Falk’s somatic attunement does not come at the expense of observational acumen. In a segment on Kiyomi Quinn Taylor’s drawing Problems of Feeling II (Sink) (2020), for example, Falk hones in on the artist’s chosen instrument, a blue ballpoint pen that gives the image a “slight, chemical translucence.” This tool “reminds me of documents and formalities, of bureaucratic oppression.” Those formal associations, in turn, parallel the crushing rules and isolation of the COVID pandemic during which the drawing was made. The painting’s subject, a shrunken human figure, cowers in a sink drain as water pours down on her, but this “cleansing doesn’t seem to bring catharsis … Something torturous takes place within the domestic realm.” Here and elsewhere, Falk shows that feelings and form are equally generative gateways to ideas. Other artworks throughout Surrender become interlocutors in vibrant conversations on language, women’s rage, and mental illness.

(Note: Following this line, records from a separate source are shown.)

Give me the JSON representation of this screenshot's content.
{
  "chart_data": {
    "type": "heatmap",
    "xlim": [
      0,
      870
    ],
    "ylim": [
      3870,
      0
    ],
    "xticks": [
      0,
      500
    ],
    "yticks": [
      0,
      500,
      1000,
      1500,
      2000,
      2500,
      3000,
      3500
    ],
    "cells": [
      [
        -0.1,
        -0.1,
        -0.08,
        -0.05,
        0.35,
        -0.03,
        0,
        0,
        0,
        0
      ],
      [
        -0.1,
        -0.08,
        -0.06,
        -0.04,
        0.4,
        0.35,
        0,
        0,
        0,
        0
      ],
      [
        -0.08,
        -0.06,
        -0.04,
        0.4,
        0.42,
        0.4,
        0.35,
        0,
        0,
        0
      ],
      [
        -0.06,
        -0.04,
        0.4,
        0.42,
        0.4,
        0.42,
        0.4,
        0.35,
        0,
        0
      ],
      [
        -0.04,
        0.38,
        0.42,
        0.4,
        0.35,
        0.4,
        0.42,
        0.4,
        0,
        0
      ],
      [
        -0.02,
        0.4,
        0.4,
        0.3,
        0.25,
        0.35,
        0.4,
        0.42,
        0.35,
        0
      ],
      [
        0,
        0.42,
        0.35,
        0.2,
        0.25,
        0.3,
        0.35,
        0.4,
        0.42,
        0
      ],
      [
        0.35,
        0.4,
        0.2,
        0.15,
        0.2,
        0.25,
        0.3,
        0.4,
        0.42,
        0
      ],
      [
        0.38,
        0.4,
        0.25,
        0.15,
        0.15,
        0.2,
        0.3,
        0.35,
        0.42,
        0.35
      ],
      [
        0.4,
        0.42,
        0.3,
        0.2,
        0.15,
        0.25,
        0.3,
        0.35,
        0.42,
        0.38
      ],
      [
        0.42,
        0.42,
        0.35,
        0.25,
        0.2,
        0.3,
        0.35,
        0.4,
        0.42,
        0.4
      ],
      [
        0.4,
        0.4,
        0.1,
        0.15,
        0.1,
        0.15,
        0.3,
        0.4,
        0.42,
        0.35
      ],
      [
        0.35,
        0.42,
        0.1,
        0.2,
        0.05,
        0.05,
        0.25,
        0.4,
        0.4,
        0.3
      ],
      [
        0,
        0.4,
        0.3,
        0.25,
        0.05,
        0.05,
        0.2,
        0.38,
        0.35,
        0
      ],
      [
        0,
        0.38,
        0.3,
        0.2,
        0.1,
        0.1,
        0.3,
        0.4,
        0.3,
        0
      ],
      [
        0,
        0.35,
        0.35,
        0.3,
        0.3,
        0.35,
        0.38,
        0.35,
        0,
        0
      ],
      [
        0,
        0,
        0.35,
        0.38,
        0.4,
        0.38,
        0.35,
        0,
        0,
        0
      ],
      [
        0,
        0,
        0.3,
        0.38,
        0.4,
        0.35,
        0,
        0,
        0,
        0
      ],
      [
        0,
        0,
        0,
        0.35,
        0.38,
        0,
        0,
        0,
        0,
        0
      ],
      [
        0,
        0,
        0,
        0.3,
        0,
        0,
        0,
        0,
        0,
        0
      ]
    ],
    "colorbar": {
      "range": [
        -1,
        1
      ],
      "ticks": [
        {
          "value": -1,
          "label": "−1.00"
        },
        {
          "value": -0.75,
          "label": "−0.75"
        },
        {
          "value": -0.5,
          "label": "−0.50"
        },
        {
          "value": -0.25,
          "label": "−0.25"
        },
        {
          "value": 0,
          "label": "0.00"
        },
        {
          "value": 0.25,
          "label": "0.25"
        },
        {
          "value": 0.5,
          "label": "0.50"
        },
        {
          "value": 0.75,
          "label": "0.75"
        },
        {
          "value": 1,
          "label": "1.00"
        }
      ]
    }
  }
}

Falk’s prose style and metaphors are unabashedly goth, and may skew too decadent for some, particularly the Poe-ish nightmare sequences that bookend the memoir. “The ocean rose to meet me and into it tumbled each house on the cliff, where the white caps told of stormier weather and a whale expiring on the shore,” reads a typical sentence from those sections. But Falk is simply modeling what it’s like to make oneself a porous surface before a work of art, breathing in and bleeding out feeling. Surrender’s excesses, in other words, are inseparable from the book’s call for more passion and personality in art writing.
Despite its visual and tonal commitment to gloom, the content of Surrender is warmly inviting: Falk’s analyses are accessible, her Stendhal’s Syndrome contagious. It’s an invigorating combination likely to win over new converts to the appreciation of art—and to help jaded connoisseurs rekindle the spark, too.
You can tell that Falk’s life has been saved by art many times, just as it has prepared her for death. Even within these darkened chambers, though, Surrender finds the light, suggesting that, in a seemingly desolate era, “the antidote to meaninglessness [is] art.”
Chelsea Davis is a cultural and literary critic based in San Francisco. Her essays have appeared in the Los Angeles Review of Books, the San Francisco Chronicle, and KQED, among other publications.